Introduction Tumor of the skull base are classified based on their tissue of origin. Tumor originates from epithelium, mesenchyme, and neuroectoderm. Management of tumors depends on location, histologic characteristics, and their behaviors. A sinus endoscopy, Computerized tomography scan, and Magnetic Resonance Imaging should be performed to know the type and extent of the tumor. Treatment includes surgical excision either endoscopic vs open, chemotherapy and immunotherapy. We are highlighting the management option of each tumor according to their type of tissue origin and its location. Methods: A PubMed search was conducted for relevant publications using the terms “anterior skull base malignancies” and “anterior skull base malignancies treatment and “open vs endoscopic anterior skull base malignancies.” The publication language should be English.

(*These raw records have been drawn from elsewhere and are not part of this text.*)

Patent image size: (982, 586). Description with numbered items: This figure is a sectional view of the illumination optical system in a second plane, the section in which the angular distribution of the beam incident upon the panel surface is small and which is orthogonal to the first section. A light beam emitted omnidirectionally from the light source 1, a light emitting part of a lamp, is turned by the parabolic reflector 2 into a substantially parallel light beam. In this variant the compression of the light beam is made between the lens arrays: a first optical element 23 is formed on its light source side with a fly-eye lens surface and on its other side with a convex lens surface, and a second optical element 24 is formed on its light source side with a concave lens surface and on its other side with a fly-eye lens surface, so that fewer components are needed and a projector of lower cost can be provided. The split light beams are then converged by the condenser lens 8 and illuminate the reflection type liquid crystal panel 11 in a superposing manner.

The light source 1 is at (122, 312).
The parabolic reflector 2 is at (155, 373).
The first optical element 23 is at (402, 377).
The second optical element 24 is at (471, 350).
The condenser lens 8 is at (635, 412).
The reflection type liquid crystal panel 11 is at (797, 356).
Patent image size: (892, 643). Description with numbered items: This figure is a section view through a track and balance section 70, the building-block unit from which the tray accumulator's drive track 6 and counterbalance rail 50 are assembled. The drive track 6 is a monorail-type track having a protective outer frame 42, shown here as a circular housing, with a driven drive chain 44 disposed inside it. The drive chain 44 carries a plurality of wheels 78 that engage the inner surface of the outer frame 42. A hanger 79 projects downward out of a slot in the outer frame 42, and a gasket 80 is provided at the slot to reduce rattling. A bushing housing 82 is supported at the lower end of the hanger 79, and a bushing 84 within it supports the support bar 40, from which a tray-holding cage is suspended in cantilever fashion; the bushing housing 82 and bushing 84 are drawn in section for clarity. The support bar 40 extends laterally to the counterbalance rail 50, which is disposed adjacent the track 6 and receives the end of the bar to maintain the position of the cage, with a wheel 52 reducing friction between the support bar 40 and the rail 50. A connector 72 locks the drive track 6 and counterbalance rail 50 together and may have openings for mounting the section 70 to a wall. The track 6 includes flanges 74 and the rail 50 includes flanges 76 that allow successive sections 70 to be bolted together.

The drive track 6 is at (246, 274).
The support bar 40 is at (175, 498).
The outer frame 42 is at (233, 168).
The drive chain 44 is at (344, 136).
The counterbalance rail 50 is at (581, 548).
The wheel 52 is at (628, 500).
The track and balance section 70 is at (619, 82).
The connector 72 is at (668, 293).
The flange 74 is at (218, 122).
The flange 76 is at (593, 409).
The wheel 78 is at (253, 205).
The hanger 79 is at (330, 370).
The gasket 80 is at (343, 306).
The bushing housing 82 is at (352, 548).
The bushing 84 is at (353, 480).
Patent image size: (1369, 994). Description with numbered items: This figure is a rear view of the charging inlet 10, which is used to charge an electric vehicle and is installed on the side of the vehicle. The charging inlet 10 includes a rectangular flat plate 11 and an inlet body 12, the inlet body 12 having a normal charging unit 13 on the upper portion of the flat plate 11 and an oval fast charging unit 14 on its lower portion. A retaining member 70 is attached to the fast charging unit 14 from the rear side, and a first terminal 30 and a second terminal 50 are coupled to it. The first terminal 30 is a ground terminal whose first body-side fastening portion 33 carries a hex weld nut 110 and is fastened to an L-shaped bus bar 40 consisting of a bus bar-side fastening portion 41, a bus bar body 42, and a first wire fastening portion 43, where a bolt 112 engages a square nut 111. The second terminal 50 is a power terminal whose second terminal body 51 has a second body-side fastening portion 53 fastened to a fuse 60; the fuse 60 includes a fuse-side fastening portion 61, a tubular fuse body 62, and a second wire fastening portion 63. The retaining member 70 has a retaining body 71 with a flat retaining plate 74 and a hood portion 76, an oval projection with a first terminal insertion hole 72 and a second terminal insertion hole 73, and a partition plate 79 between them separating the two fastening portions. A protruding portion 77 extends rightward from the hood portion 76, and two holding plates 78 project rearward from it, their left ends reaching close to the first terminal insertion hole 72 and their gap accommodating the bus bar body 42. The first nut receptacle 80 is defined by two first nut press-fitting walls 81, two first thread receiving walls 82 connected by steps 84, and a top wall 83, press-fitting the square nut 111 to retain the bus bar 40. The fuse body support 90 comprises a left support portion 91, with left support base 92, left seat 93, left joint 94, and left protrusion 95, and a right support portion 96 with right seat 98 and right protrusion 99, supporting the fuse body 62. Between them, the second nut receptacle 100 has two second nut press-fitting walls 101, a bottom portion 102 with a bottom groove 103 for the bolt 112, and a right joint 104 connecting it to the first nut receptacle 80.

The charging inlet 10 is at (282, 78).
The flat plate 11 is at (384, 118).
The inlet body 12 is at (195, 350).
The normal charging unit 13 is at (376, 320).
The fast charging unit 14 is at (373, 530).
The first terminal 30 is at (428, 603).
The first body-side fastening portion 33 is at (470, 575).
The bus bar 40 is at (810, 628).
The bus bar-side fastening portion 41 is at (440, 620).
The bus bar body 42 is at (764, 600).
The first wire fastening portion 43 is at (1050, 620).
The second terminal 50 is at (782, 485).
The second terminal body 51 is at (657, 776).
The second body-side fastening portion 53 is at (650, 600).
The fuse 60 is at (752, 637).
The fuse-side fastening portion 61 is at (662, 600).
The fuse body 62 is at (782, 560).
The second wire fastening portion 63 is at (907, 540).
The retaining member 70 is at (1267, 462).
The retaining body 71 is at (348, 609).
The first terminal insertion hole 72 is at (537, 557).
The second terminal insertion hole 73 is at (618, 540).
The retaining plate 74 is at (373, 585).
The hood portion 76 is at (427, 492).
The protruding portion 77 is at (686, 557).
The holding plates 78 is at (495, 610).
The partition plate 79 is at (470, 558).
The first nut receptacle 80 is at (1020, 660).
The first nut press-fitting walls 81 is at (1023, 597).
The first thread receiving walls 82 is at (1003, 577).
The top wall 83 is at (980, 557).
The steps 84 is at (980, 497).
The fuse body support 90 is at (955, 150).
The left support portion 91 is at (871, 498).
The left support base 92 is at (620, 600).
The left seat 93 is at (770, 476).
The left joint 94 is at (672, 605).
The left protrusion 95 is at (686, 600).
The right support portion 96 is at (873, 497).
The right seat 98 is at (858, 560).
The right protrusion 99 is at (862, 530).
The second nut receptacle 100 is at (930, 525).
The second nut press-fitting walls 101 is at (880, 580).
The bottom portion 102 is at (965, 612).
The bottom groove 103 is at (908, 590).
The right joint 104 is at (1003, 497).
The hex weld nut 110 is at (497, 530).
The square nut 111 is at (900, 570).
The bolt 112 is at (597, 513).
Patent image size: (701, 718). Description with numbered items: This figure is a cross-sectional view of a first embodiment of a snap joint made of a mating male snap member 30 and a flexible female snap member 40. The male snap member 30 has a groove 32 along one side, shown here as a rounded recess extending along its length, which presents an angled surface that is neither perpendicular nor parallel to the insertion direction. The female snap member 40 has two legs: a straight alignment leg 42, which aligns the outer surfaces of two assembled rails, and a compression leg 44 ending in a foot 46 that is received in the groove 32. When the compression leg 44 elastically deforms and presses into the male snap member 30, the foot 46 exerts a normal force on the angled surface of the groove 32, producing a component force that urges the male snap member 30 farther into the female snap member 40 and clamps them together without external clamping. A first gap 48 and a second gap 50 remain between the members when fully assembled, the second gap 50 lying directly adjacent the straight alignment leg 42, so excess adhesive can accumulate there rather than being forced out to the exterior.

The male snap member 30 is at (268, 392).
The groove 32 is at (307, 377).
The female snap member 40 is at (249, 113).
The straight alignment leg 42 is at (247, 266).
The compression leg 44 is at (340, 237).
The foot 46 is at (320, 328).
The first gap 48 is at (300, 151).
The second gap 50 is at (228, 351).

Results: Articles published after 2000 that cover the most recent paradigm shift in the treatment of anterior skull base tumors were included. There have been 35 articles found, despite 20 of them are being rejected due to the lack of full text, abstract, and non-english. Three of the fifteen articles have been downloaded twice, thus they have been excluded. Conclusion: Skull base tumors are treated based on findings of diagnostic nasal endoscopy and imaging results. CT scans and MRIs are becoming more significant in the diagnosis of diseases. Endoscopic techniques to the skull base were beneficial in treating the malignancy. Chemotherapy can be used as a gold standard first-line treatment with radiation and surgery for significant types of head and neck tumors. immunotherapy-like checkpoint inhibitors targeting PD1 are the second-line treatments of advanced HNSCC. Prospective research and trials will be required in the future.